Today, we come together to call for and lead a movement of civic renewal. Our country is being torn apart by civic rancor.
Civic renewal requires that all people be treated with dignity and none be silenced.
Civic renewal leads to healthy conflict, an accurate understanding of differences, and an interest in finding common ground.
Civic renewal builds community and institutional trust, strengthening bonds and inspiring action among
Americans.
Civic renewal evokes surprise and joy at our finding each other again.
Our movement was born in response to the crisis of polarization—a growing crisis that destroys trust, degrades public discussion, fosters isolation, and harms personal relationships. Polarization progressively undermines trust in our public institutions, distrust of one another on the basis of politics continues to
climb, and troubling trends in race, social, and class relations point to increasing conflict.
From the birth of the movement, we have brought people together to improve our understanding of each other and practice healthy conflict where we disagree. We believe that difference is not polarization. We have stood for the importance of working together despite our differences in order to find common ground and for a love of country that demonstrates itself in the respect and concern we bear for our fellow Americans. This is the patriotic empathy that will break the grip of divisiveness and strengthen our common bonds.
Today we dedicate ourselves to the great task before us: to safeguard the spirit of our republic and to preserve its deepest unity. In our politics, let us work together when we agree and when we do not agree let us oppose one another in good faith. In the work of civic renewal, let us build trust among individuals and build institutions worthy of our trust. Let us labor together to discover and cherish our common heritage and identity as Americans. Let us strive as one toward the “beloved community” of Reverend Dr. Martin Luther King Jr.’s vision and the “more perfect Union” of the Founders’ summoning, believing that America can live up to its best ideals.
We believe that to change our country, we must reflect its people. Thus, the rule of red/blue balance is foundational for all that we do. We gather as delegates from across the United States– equal numbers of Reds and Blues and many independents, and including a politically balanced network of more than 200
organizations. We come from and reflect the breadth of America.
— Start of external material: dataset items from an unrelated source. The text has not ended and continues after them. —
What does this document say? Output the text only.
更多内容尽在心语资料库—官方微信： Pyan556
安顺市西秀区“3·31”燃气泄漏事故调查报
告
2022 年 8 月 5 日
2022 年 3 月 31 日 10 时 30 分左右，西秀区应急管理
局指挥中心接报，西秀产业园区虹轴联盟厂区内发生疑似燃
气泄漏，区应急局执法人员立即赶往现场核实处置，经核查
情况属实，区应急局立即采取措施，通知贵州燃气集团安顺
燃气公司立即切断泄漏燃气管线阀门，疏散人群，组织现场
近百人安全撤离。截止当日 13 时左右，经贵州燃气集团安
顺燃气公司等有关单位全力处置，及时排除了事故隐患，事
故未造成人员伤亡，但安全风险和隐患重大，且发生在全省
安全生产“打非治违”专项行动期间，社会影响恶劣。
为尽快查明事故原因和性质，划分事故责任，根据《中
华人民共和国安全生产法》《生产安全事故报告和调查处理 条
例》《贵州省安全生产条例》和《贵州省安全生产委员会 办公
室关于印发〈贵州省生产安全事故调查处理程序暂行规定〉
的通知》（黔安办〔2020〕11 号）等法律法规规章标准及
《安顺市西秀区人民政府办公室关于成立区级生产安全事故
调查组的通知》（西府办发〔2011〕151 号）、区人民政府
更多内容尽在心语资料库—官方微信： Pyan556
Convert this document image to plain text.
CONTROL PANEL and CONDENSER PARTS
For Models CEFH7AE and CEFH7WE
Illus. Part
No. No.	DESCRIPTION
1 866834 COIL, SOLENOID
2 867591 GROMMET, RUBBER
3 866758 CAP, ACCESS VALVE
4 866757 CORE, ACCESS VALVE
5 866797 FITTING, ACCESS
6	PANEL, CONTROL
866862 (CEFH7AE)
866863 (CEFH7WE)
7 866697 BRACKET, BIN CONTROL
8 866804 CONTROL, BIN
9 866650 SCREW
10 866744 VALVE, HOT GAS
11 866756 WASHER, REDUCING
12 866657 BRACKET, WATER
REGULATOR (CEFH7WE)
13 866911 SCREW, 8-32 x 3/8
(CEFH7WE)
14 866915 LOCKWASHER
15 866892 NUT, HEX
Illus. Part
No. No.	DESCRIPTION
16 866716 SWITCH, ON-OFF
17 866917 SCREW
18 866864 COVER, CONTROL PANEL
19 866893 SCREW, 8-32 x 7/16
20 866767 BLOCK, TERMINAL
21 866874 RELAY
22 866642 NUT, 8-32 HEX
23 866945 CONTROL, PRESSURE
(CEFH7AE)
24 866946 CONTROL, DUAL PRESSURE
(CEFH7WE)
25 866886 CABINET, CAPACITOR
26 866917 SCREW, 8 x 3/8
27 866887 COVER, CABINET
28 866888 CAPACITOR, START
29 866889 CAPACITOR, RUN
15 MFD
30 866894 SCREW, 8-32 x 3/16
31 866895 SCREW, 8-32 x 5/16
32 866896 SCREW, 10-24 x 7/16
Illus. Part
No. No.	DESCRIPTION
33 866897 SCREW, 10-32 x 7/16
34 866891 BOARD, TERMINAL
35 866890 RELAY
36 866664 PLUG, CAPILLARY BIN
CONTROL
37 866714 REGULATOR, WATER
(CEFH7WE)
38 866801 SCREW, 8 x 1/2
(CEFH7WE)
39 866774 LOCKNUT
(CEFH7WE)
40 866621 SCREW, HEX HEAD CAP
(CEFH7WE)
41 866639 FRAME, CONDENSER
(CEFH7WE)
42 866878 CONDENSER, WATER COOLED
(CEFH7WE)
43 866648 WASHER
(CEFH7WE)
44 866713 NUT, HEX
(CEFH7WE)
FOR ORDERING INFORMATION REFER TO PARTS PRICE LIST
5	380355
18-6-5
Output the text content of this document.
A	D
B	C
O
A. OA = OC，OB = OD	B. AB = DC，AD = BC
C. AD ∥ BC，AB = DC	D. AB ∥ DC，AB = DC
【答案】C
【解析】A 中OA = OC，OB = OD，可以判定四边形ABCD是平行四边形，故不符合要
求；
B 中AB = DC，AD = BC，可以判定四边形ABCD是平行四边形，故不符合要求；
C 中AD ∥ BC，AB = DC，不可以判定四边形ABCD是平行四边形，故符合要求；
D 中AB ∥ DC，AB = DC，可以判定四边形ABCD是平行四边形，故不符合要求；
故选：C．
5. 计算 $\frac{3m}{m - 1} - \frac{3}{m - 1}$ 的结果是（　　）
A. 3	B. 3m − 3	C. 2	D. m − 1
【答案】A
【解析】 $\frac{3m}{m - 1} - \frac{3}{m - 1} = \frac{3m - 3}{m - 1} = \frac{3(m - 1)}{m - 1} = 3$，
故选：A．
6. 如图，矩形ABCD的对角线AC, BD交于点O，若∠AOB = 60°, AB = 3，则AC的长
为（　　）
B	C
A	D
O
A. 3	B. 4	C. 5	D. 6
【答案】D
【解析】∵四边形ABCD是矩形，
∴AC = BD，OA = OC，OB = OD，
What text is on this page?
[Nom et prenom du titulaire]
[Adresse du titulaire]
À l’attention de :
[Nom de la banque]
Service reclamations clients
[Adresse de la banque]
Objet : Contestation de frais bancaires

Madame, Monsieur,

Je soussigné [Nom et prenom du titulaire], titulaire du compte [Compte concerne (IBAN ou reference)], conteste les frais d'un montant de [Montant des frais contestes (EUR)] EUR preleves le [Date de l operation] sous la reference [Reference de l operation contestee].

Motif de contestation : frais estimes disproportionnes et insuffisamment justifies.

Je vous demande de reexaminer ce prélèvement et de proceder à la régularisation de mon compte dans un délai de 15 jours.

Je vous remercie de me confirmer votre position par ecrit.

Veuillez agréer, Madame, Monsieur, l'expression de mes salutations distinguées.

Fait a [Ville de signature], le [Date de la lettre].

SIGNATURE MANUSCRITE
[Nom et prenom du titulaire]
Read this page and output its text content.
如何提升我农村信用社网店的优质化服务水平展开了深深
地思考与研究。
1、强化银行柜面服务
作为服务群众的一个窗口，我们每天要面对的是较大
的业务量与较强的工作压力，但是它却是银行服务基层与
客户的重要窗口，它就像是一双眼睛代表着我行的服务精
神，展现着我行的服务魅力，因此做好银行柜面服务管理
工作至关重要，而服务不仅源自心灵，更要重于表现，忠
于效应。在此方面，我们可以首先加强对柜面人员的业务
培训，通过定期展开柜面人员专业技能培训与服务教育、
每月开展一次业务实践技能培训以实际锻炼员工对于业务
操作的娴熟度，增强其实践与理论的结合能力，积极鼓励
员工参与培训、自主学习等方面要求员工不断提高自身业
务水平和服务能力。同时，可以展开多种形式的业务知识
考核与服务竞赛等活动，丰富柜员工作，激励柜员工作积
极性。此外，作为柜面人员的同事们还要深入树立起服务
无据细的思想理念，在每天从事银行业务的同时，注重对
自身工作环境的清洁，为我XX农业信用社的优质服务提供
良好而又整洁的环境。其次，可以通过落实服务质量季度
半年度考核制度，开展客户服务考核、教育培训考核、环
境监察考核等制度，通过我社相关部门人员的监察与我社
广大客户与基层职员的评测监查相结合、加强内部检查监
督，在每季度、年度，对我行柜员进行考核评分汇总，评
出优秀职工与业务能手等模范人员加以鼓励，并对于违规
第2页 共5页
We affirm as foundational for our emerging movement the principle of political balance, in which Red and Blue leaders of our movement come together equally represented and on equal terms. Beyond reflecting the spectrum of political opinion our movement must also strive to be inclusive in our membership and leadership of all walks and aspects of American life so that our movement reflects the country.
The core of civic renewal is changing our hearts. We believe that to successfully depolarize the country each of us must practice depolarizing ourselves. It is this personal transformation that lies at the heart of our movement for civic renewal. It is embracing the “better angels of our nature” that enables us to treat our fellow Americans with the same charity we desire for ourselves. Civic renewal calls us to love our enemies and provides a mirror when we fail. This requires our patience and humility. “We the People” depolarize ourselves, renew our trust in one another, and seek to spark civic renewal. In our country of government by and for the People, only changing ourselves from within can create a lasting cultural change in institutions.
Renewing ourselves is fundamental and the first step toward orienting our institutions to civic renewal. Many of us, together, committed to civic renewal, may shift the institutions to which we belong. We commit ourselves to renewing our own institutions: government, education, media, community organizations, philanthropy, art, faith communities, business, and labor. Each of these requires its own approach and attention to measurable outcomes. In the coming period, we commit ourselves to better understanding the measurable indicators of community and institutional change that will inform and guide our progress and success.
We conclude with a conviction: With civic renewal America can be a land of civic virtue and robust citizenship, where freedom rings, where civic friendship is not destroyed by political disagreement, where we are dedicated to the proposition that all people are created equal. As we gather on the 160th anniversary of the Battle of Gettysburg, we aspire to fulfill President Lincoln’s dream—that this government of the people, by the people, for the people, shall not perish from the earth.